At the technical level, the system combined two key components: the Phasor NFPR (Neutral Fault Protection Relay), which safeguards equipment by instantly disconnecting power during neutral faults or overvoltage events and the Power Continuity Module (PCM), which maintains charging sessions during phase loss by dynamically managing available power. Together, these technologies ensured both asset protection and uninterrupted service.
In Tel Aviv, the pilot was conducted at Atidim Business Park using 18 charging stations, including three Afcon units, progressing from a controlled Proof of Concept to a live monitoring phase. In Thessaloniki, the project was implemented in collaboration with OTO S.A. across two central public parking sites—Aristotelous and Antigonidon—over six months, demonstrating the solution’s robustness in older grid conditions and busy urban contexts.
Making an impact
The project has demonstrated clear economic and social value by transforming vulnerable EV charging infrastructure into a resilient, user-centric service. At its core, it addressed a critical design flaw - where charger control cards depend on a single electrical phase - by ensuring that charging sessions remain active even when grid conditions deteriorate. This shift from fragility to resilience was not just theoretical but proven in real-world conditions across Tel Aviv and Thessaloniki.
During the pilot at Atidim Business Park in Tel Aviv, a phase loss event occurred that would typically result in a complete charger shutdown. Instead, thanks to the Power Continuity Module (PCM), the charger continued operating seamlessly - so much so that users were unaware any issue had occurred, effectively delivering 100% service continuity.
In parallel, the system successfully mitigated five major grid disturbances, including overvoltage events that could have caused equipment failure or interrupted charging sessions. Beyond reliability, the economic benefits were equally significant: by preventing control card burnout through the Neutral Fault Protection Relay (NFPR), the project avoided costly hardware replacements and safeguarded revenue streams for parking operators. Together, these outcomes highlight how resilient infrastructure can directly enhance both user trust and operational sustainability.
Lessons learnt
Challenges and learning points: while infrastructure projects often face complex deployment hurdles, the EASE implementation in Thessaloniki and Tel Aviv was remarkably smooth.
- Streamlined deployment: there were no challenges or pain points during installation. The hardware proved to be straightforward, requiring no specialised redesign of the existing sites.
- Key learning: the lack of friction confirmed that advanced grid protection does not need to be complex. The primary learning is that simplicity is a prerequisite for scalability. By keeping the installation process "plug-and-play," the solution can be deployed by standard electrical technicians without specialised training or lengthy site downtime.
Success factors and replication: several strategic approaches contributed to the pilot’s success and highlight its potential for global adoption:
- "Invisible" resilience: a major success factor was the PCM’s ability to maintain charging during the phase loss in without manual resets. The system solves problems before the user or operator even notices them.

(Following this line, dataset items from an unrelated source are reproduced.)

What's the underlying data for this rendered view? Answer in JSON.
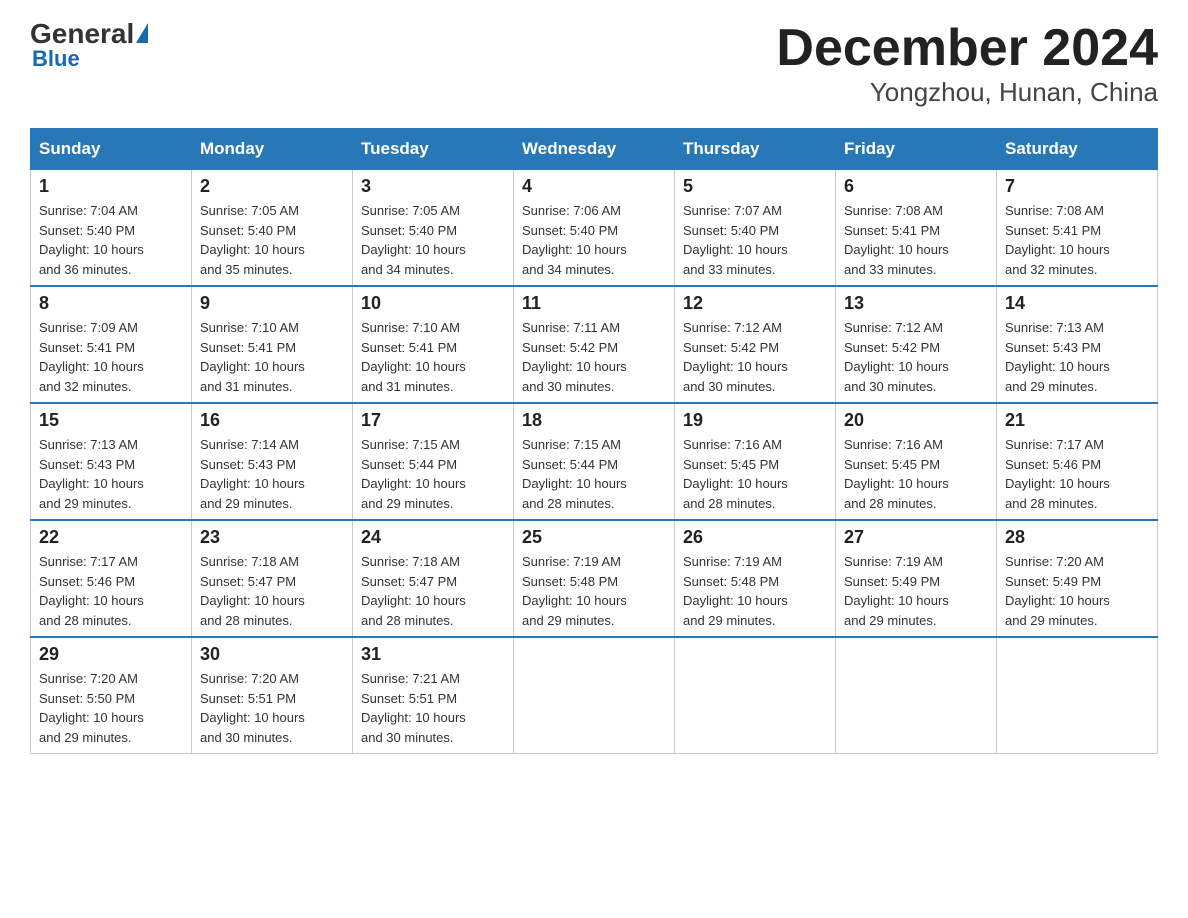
{
  "logo": {
    "general": "General",
    "blue": "Blue"
  },
  "title": "December 2024",
  "subtitle": "Yongzhou, Hunan, China",
  "headers": [
    "Sunday",
    "Monday",
    "Tuesday",
    "Wednesday",
    "Thursday",
    "Friday",
    "Saturday"
  ],
  "weeks": [
    [
      {
        "day": "1",
        "info": "Sunrise: 7:04 AM\nSunset: 5:40 PM\nDaylight: 10 hours\nand 36 minutes."
      },
      {
        "day": "2",
        "info": "Sunrise: 7:05 AM\nSunset: 5:40 PM\nDaylight: 10 hours\nand 35 minutes."
      },
      {
        "day": "3",
        "info": "Sunrise: 7:05 AM\nSunset: 5:40 PM\nDaylight: 10 hours\nand 34 minutes."
      },
      {
        "day": "4",
        "info": "Sunrise: 7:06 AM\nSunset: 5:40 PM\nDaylight: 10 hours\nand 34 minutes."
      },
      {
        "day": "5",
        "info": "Sunrise: 7:07 AM\nSunset: 5:40 PM\nDaylight: 10 hours\nand 33 minutes."
      },
      {
        "day": "6",
        "info": "Sunrise: 7:08 AM\nSunset: 5:41 PM\nDaylight: 10 hours\nand 33 minutes."
      },
      {
        "day": "7",
        "info": "Sunrise: 7:08 AM\nSunset: 5:41 PM\nDaylight: 10 hours\nand 32 minutes."
      }
    ],
    [
      {
        "day": "8",
        "info": "Sunrise: 7:09 AM\nSunset: 5:41 PM\nDaylight: 10 hours\nand 32 minutes."
      },
      {
        "day": "9",
        "info": "Sunrise: 7:10 AM\nSunset: 5:41 PM\nDaylight: 10 hours\nand 31 minutes."
      },
      {
        "day": "10",
        "info": "Sunrise: 7:10 AM\nSunset: 5:41 PM\nDaylight: 10 hours\nand 31 minutes."
      },
      {
        "day": "11",
        "info": "Sunrise: 7:11 AM\nSunset: 5:42 PM\nDaylight: 10 hours\nand 30 minutes."
      },
      {
        "day": "12",
        "info": "Sunrise: 7:12 AM\nSunset: 5:42 PM\nDaylight: 10 hours\nand 30 minutes."
      },
      {
        "day": "13",
        "info": "Sunrise: 7:12 AM\nSunset: 5:42 PM\nDaylight: 10 hours\nand 30 minutes."
      },
      {
        "day": "14",
        "info": "Sunrise: 7:13 AM\nSunset: 5:43 PM\nDaylight: 10 hours\nand 29 minutes."
      }
    ],
    [
      {
        "day": "15",
        "info": "Sunrise: 7:13 AM\nSunset: 5:43 PM\nDaylight: 10 hours\nand 29 minutes."
      },
      {
        "day": "16",
        "info": "Sunrise: 7:14 AM\nSunset: 5:43 PM\nDaylight: 10 hours\nand 29 minutes."
      },
      {
        "day": "17",
        "info": "Sunrise: 7:15 AM\nSunset: 5:44 PM\nDaylight: 10 hours\nand 29 minutes."
      },
      {
        "day": "18",
        "info": "Sunrise: 7:15 AM\nSunset: 5:44 PM\nDaylight: 10 hours\nand 28 minutes."
      },
      {
        "day": "19",
        "info": "Sunrise: 7:16 AM\nSunset: 5:45 PM\nDaylight: 10 hours\nand 28 minutes."
      },
      {
        "day": "20",
        "info": "Sunrise: 7:16 AM\nSunset: 5:45 PM\nDaylight: 10 hours\nand 28 minutes."
      },
      {
        "day": "21",
        "info": "Sunrise: 7:17 AM\nSunset: 5:46 PM\nDaylight: 10 hours\nand 28 minutes."
      }
    ],
    [
      {
        "day": "22",
        "info": "Sunrise: 7:17 AM\nSunset: 5:46 PM\nDaylight: 10 hours\nand 28 minutes."
      },
      {
        "day": "23",
        "info": "Sunrise: 7:18 AM\nSunset: 5:47 PM\nDaylight: 10 hours\nand 28 minutes."
      },
      {
        "day": "24",
        "info": "Sunrise: 7:18 AM\nSunset: 5:47 PM\nDaylight: 10 hours\nand 28 minutes."
      },
      {
        "day": "25",
        "info": "Sunrise: 7:19 AM\nSunset: 5:48 PM\nDaylight: 10 hours\nand 29 minutes."
      },
      {
        "day": "26",
        "info": "Sunrise: 7:19 AM\nSunset: 5:48 PM\nDaylight: 10 hours\nand 29 minutes."
      },
      {
        "day": "27",
        "info": "Sunrise: 7:19 AM\nSunset: 5:49 PM\nDaylight: 10 hours\nand 29 minutes."
      },
      {
        "day": "28",
        "info": "Sunrise: 7:20 AM\nSunset: 5:49 PM\nDaylight: 10 hours\nand 29 minutes."
      }
    ],
    [
      {
        "day": "29",
        "info": "Sunrise: 7:20 AM\nSunset: 5:50 PM\nDaylight: 10 hours\nand 29 minutes."
      },
      {
        "day": "30",
        "info": "Sunrise: 7:20 AM\nSunset: 5:51 PM\nDaylight: 10 hours\nand 30 minutes."
      },
      {
        "day": "31",
        "info": "Sunrise: 7:21 AM\nSunset: 5:51 PM\nDaylight: 10 hours\nand 30 minutes."
      },
      null,
      null,
      null,
      null
    ]
  ]
}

- Rapid retrofitting: the ease of installation makes this an ideal solution for existing urban infrastructure. It allows municipalities to upgrade "legacy" chargers with modern grid protection quickly and cost-effectively.
- Universal applicability: testing in both public parking (Thessaloniki) and a private business park (Tel Aviv) proved the solution is effective regardless of the urban context or charger brand.